We discover her longevity in the opening sentence which tells us that “on the last day of her life, when she was two hundred and forty seven years old … Pampa Kampala completed her immense narrative poem on Bisnaga”.
Bisnaga, Victory City, is famed (and was in history) for its arts and architecture, gardens and technology. Women hold positions of power and work in professions usually the preserve of men, and although Hinduism dominates, those of other faiths and cultures are welcome. Foreigner traders from Persia, Portugal and Italy marvel at its beauty and size and in its heyday, it was the second-largest medieval city on earth, after Beijing.
Pampa Kampana can take some pride in this for she has created the city from a handful of seeds and whispered its teeming population into fully formed life complete with memories. She places its first two kings, the cowherds Hukka and Bukka, in charge and, once her work is complete, dallies with a handsome Portuguese horse trader named Domingo Nunes.
In a world where animals talk, gods meddle and humans can transform into birds we follow Pampa’s travails in love, motherhood, queenship and exile – a persistent theme in Rushdie’s writing. At various times she is revered as a goddess, reviled as a witch, admired as a poet and feared as a warrior. Kings come and go, wives and children vie for power and influence, priests connive and another enemy is besieged and vanquished, its leader’s head cut off and stuffed with straw.

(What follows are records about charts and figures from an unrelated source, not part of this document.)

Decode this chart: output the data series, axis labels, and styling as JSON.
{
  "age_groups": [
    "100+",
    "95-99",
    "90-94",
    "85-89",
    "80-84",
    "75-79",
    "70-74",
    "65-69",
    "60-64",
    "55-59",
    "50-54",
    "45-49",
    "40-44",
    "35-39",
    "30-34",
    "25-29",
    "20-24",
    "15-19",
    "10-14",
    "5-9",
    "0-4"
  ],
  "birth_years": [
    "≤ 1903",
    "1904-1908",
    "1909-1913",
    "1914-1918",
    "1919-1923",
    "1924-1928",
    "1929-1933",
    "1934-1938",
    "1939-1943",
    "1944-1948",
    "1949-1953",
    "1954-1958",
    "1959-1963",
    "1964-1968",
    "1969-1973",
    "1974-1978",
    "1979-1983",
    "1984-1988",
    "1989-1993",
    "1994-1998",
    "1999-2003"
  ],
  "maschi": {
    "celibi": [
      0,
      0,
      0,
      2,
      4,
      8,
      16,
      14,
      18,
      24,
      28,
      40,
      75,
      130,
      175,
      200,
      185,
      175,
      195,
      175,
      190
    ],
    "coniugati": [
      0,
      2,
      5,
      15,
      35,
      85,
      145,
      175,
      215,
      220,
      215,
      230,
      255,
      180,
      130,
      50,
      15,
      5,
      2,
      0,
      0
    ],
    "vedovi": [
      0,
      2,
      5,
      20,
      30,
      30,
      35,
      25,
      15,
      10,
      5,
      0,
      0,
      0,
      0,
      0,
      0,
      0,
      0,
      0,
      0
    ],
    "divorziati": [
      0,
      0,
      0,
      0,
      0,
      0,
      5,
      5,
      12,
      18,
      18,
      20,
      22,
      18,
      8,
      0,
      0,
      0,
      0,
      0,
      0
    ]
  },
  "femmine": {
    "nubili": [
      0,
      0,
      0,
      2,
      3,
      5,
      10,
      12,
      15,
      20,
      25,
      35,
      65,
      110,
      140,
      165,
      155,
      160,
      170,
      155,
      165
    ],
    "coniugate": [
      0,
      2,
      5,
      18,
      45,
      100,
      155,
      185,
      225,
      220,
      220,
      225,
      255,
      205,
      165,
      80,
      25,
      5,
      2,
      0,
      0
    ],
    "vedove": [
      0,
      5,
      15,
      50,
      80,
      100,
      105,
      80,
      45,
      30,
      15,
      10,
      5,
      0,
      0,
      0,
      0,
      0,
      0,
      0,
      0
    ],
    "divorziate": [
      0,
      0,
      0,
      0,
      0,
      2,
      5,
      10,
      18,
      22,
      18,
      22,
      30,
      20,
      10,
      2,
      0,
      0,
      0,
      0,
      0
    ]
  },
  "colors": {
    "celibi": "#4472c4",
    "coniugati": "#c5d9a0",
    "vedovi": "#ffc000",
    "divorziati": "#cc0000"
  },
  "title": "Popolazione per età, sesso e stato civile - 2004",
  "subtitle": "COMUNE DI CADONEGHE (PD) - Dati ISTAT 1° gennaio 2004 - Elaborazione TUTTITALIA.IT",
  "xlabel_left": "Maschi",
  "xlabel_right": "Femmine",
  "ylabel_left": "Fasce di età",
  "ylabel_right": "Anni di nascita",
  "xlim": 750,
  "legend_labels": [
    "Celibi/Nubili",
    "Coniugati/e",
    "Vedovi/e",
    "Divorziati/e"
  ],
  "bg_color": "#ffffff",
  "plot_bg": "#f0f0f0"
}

There are a great many of these conflicts, lifted from the history books and Rushdie is bogged by chronology. An awful lot of people come and go in 247 years and many are viewed at the same middle-distance focal length, discouraging emotional engagement. The result is a sometimes plodding read, with fatuous asides from the author explaining the poet’s intentions or omissions. As a result, the narrative can wilt with fatigue.
Pampa Kampana is a juggernaut, carrying a vast narrative and her elongated life is in danger of becoming as tedious to the reader as it is to her.
This longevity does, however, allow for an examination of the impermanence of both good and bad regimes. Visionary rulers come and go, some eras treat those on the margin better than others. Buildings crumble but if you’re lucky, chronicles survive. Given his treatment at the hands of extremists and the attack on him that left Rushdie blind in one eye and with a nerve damaged hand, there is a steely defiance to Pampa Kampana’s final poem, which applies also to Rushdie and his persecutors:
“How are they remembered now, these kings, these queens?/ They exist now only in words. While they lived, they were victors, or vanquished, or both./ Now they are neither./ Words are the only victors.”
Victory City by Salman Rushdie is published by Jonathan Cape, $32.99.